Non a caso il self writing è stato ed è uno dei più amati generi letterari, a volte ingiustamente mortificato da etichette volte a trasformarlo in gesto prettamente femminile, espressione di fragilità e frivolezza. È vero invece l’esatto contrario. Scrivere un diario è atto di forza. Di umana onestà intellettuale. Da non confondersi con i diari scritti per ragioni terapeutiche. Non con quelli, peraltro nobilissimi, che sono inevitabili come una pasticca, compulsivi come le preghiere della sera davanti all’altare delle proprie debolezze. No. Non quelli solitari, ma quelli condivisi. Un diario diventa narrativa quando parla agli altri e non solo a se stessi. Si trasforma poi in grande narrativa quando diventa: gli altri.
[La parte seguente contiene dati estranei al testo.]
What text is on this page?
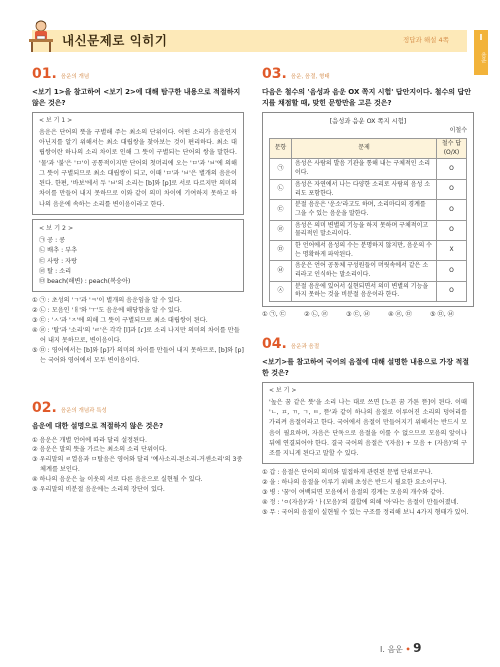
내신문제로 익히기	정답과 해설 4쪽	I
음운
01. 음운의 개념
<보기 1>을 참고하여 <보기 2>에 대해 탐구한 내용으로 적절하지 않은 것은?
< 보 기 1 >

음운은 단어의 뜻을 구별해 주는 최소의 단위이다. 어떤 소리가 음운인지 아닌지를 알기 위해서는 최소 대립쌍을 찾아보는 것이 편리하다. 최소 대립쌍이란 하나의 소리 차이로 인해 그 뜻이 구별되는 단어의 쌍을 말한다. '물'과 '불'은 'ㅁ'이 공통적이지만 단어의 첫머리에 오는 'ㅁ'과 'ㅂ'에 의해 그 뜻이 구별되므로 최소 대립쌍이 되고, 이때 'ㅁ'과 'ㅂ'은 별개의 음운이 된다. 한편, '바보'에서 두 'ㅂ'의 소리는 [b]와 [p]로 서로 다르지만 의미의 차이를 만들어 내지 못하므로 이와 같이 의미 차이에 기여하지 못하고 하나의 음운에 속하는 소리를 변이음이라고 한다.

< 보 기 2 >
㉠ 공 : 콩
㉡ 배추 : 부추
㉢ 사랑 : 자랑
㉣ 탈 : 소리
㉤ beach(해변) : peach(복숭아)
① ㉠ : 초성의 'ㄱ'과 'ㅋ'이 별개의 음운임을 알 수 있다.
② ㉡ : 모음인 'ㅐ'와 'ㅜ'도 음운에 해당함을 알 수 있다.
③ ㉢ : 'ㅅ'과 'ㅈ'에 의해 그 뜻이 구별되므로 최소 대립쌍이 된다.
④ ㉣ : '탈'과 '소리'의 'ㄹ'은 각각 [l]과 [ɾ]로 소리 나지만 의미의 차이를 만들어 내지 못하므로, 변이음이다.
⑤ ㉤ : 영어에서는 [b]와 [p]가 의미의 차이를 만들어 내지 못하므로, [b]와 [p]는 국어와 영어에서 모두 변이음이다.
02. 음운의 개념과 특성
음운에 대한 설명으로 적절하지 않은 것은?
① 음운은 개별 언어에 따라 달리 설정된다.
② 음운은 말의 뜻을 가르는 최소의 소리 단위이다.
③ 우리말의 ㄹ열음과 ㅁ탈음은 영어와 달리 '예사소리-된소리-거센소리'의 3중 체계를 보인다.
④ 하나의 음운은 늘 이웃의 서로 다른 음운으로 실현될 수 있다.
⑤ 우리말의 비분절 음운에는 소리의 장단이 있다.
03. 음운, 음절, 형태
다음은 철수의 '음성과 음운 OX 쪽지 시험' 답안지이다. 철수의 답안지를 채점할 때, 맞힌 문항만을 고른 것은?
[음성과 음운 OX 쪽지 시험]
이철수
문항	문제	철수 답 (O/X)
㉠	음성은 사람의 발음 기관을 통해 내는 구체적인 소리이다.	O
㉡	음성은 자연에서 나는 다양한 소리로 사람의 음성 소리도 포함한다.	O
㉢	분절 음운은 '운소'라고도 하며, 소리마디의 경계를 그을 수 있는 음운을 말한다.	O
㉣	음성은 의미 변별의 기능을 하지 못하며 구체적이고 물리적인 말소리이다.	O
㉤	한 언어에서 음성의 수는 분명하지 않지만, 음운의 수는 명확하게 파악된다.	X
㉥	음운은 언어 공동체 구성원들이 머릿속에서 같은 소리라고 인식하는 말소리이다.	O
㉦	분절 음운에 있어서 실현되면서 의미 변별의 기능을 하지 못하는 것을 비분절 음운이라 한다.	O
① ㉠, ㉢	② ㉡, ㉣	③ ㉢, ㉥	④ ㉣, ㉤	⑤ ㉤, ㉥
04. 음운과 음절
<보기>를 참고하여 국어의 음절에 대해 설명한 내용으로 가장 적절한 것은?
< 보 기 >

'높은 꿈 같은 뜻'을 소리 나는 대로 쓰면 [노픈 꿈 가튼 뜯]이 된다. 이때 'ㄴ, ㅍ, ㄲ, ㄱ, ㅌ, 뜯'과 같이 하나의 음절로 이루어진 소리의 덩어리를 가리켜 음절이라고 한다. 국어에서 음절이 만들어지기 위해서는 반드시 모음이 필요하며, 자음은 단독으로 음절을 이룰 수 없으므로 모음의 앞이나 뒤에 연결되어야 한다. 결국 국어의 음절은 '(자음) + 모음 + (자음)'의 구조를 지니게 된다고 말할 수 있다.

① 갑 : 음절은 단어의 의미와 밀접하게 관련된 문법 단위로구나.
② 을 : 하나의 음절을 이루기 위해 초성은 반드시 필요한 요소이구나.
③ 병 : '꿈'이 여백되면 모음에서 음절의 경계는 모음의 개수와 같아.
④ 정 : 'ㅇ(자음)'과 'ㅏ(모음)'의 결합에 의해 '아'라는 음절이 만들어졌네.
⑤ 무 : 국어의 음절이 실현될 수 있는 구조를 정리해 보니 4가지 형태가 있어.
Ⅰ. 음운 • 9
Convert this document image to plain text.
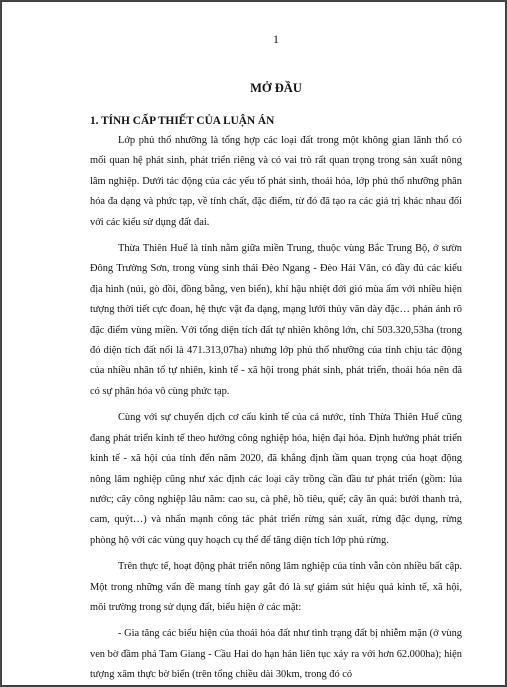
1
MỞ ĐẦU
1. TÍNH CẤP THIẾT CỦA LUẬN ÁN

Lớp phủ thổ nhưỡng là tổng hợp các loại đất trong một không gian lãnh thổ có mối quan hệ phát sinh, phát triển riêng và có vai trò rất quan trọng trong sản xuất nông lâm nghiệp. Dưới tác động của các yếu tố phát sinh, thoái hóa, lớp phủ thổ nhưỡng phân hóa đa dạng và phức tạp, về tính chất, đặc điểm, từ đó đã tạo ra các giá trị khác nhau đối với các kiểu sử dụng đất đai.

Thừa Thiên Huế là tỉnh nằm giữa miền Trung, thuộc vùng Bắc Trung Bộ, ở sườn Đông Trường Sơn, trong vùng sinh thái Đèo Ngang - Đèo Hải Vân, có đầy đủ các kiểu địa hình (núi, gò đồi, đồng bằng, ven biển), khí hậu nhiệt đới gió mùa ẩm với nhiều hiện tượng thời tiết cực đoan, hệ thực vật đa dạng, mạng lưới thủy văn dày đặc… phản ánh rõ đặc điểm vùng miền. Với tổng diện tích đất tự nhiên không lớn, chỉ 503.320,53ha (trong đó diện tích đất nổi là 471.313,07ha) nhưng lớp phủ thổ nhưỡng của tỉnh chịu tác động của nhiều nhân tố tự nhiên, kinh tế - xã hội trong phát sinh, phát triển, thoái hóa nên đã có sự phân hóa vô cùng phức tạp.

Cùng với sự chuyển dịch cơ cấu kinh tế của cả nước, tỉnh Thừa Thiên Huế cũng đang phát triển kinh tế theo hướng công nghiệp hóa, hiện đại hóa. Định hướng phát triển kinh tế - xã hội của tỉnh đến năm 2020, đã khẳng định tầm quan trọng của hoạt động nông lâm nghiệp cũng như xác định các loại cây trồng cần đầu tư phát triển (gồm: lúa nước; cây công nghiệp lâu năm: cao su, cà phê, hồ tiêu, quế; cây ăn quả: bưởi thanh trà, cam, quýt…) và nhấn mạnh công tác phát triển rừng sản xuất, rừng đặc dụng, rừng phòng hộ với các vùng quy hoạch cụ thể để tăng diện tích lớp phủ rừng.

Trên thực tế, hoạt động phát triển nông lâm nghiệp của tỉnh vẫn còn nhiều bất cập. Một trong những vấn đề mang tính gay gắt đó là sự giảm sút hiệu quả kinh tế, xã hội, môi trường trong sử dụng đất, biểu hiện ở các mặt:

- Gia tăng các biểu hiện của thoái hóa đất như tình trạng đất bị nhiễm mặn (ở vùng ven bờ đầm phá Tam Giang - Cầu Hai do hạn hán liên tục xảy ra với hơn 62.000ha); hiện tượng xâm thực bờ biển (trên tổng chiều dài 30km, trong đó có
E’ il caso del secondo romanzo della salentina Simona Cleopazzo, operatrice culturale a tutto tondo, dal titolo “Irene e Frida”, Musicaos editore. Un diario doppio, il suo: due voci di donna, due pagine che si fronteggiano, caratteri diversi, stili e vite diverse. Irene, moglie e madre, alle prese con la deriva di un marito che scopre corrotto e alieno. Irene la mite, alle prese con gli studi che svaporano e un nuovo amore fuori dalle regole. Il loro farsi ammalare dal quotidiano. Stesso ritmo, diverso affanno. Le mutazioni sulla carta e una strana geografia, che le porta l’una verso l’altra, come continenti in una lenta ma inesorabile pangea. In questo caso il diario diventa esercizio di perdono universale. «Tutti prima o poi ci troviamo nella situazione di dover perdonare qualcuno. Qualcuno, dopo aver metabolizzato il tutto, ci riesce. Altri accumulano rabbia».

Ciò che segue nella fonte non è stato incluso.